Fracture initiation pressure and failure modes of tree-type hydraulic fracturing in gas-bearing coal seams

Tree-type hydraulic fracturing is a new technology that can uniformly increase the permeability of coal seams. The existing initiation pressure prediction models do not fully consider the characteristics of coal seams and are not suitable for tree-type hydraulic fracturing. In this paper, an initiation pressure prediction model considering coal seam joints and gas pressure is established. In this model, the fracture failure modes of coal seam fracturing are calculated separately to accurately predict the failure mode and initiation pressure. Statistics and reasons are obtained for the fracture initiation position and the failure mode of tree-type hydraulic fracturing under different conditions.

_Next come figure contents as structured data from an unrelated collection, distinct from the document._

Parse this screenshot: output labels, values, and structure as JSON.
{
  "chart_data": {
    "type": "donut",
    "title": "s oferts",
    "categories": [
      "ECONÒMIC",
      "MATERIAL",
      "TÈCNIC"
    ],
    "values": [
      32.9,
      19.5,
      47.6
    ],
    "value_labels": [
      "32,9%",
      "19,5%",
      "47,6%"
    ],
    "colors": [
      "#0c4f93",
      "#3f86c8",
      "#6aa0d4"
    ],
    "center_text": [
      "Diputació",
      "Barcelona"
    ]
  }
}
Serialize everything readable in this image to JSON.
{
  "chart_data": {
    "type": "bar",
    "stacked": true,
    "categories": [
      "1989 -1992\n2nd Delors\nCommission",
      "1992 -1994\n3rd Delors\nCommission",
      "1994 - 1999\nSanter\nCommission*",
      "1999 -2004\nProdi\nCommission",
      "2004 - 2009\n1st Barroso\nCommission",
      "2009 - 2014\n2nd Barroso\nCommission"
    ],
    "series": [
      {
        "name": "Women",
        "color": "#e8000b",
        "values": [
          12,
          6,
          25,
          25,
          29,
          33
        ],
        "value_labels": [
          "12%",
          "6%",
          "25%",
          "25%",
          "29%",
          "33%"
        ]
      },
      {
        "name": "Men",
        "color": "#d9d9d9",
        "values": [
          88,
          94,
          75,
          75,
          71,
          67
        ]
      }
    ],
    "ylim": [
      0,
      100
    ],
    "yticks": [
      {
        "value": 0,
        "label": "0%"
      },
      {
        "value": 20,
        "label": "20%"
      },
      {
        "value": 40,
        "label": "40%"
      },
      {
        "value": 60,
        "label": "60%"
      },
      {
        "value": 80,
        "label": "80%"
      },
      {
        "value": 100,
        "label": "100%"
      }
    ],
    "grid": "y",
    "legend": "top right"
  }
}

The fracture failure modes of a gas-bearing coal seam are mainly tensile failure and coal matrix failure, and tensile failure along bedding planes is the most common. The effects of 7 factors, including coal seam geological parameters, fracturing hole arrangement parameters and tree-type branch borehole arrangement parameters, on the fracture initiation pressure of tree-type hydraulic fracturing are analyzed. Among them, the angle between the tree-type branch borehole and the maximum principal ground stress direction is the only major influential factor that can be artificially controlled. The fracture initiation pressure is lowest when the tree-type branch borehole lies along the direction of the minimum principal ground stress. The results of a field experiment show that the theoretical initiation pressure and the actual initiation pressure are within 6.3%. In addition, compared with traditional fracturing technology, tree-type hydraulic fracturing technology can reduce the initiation pressure. The proposed model can provide a reference for field applications of tree-type hydraulic fracturing technology.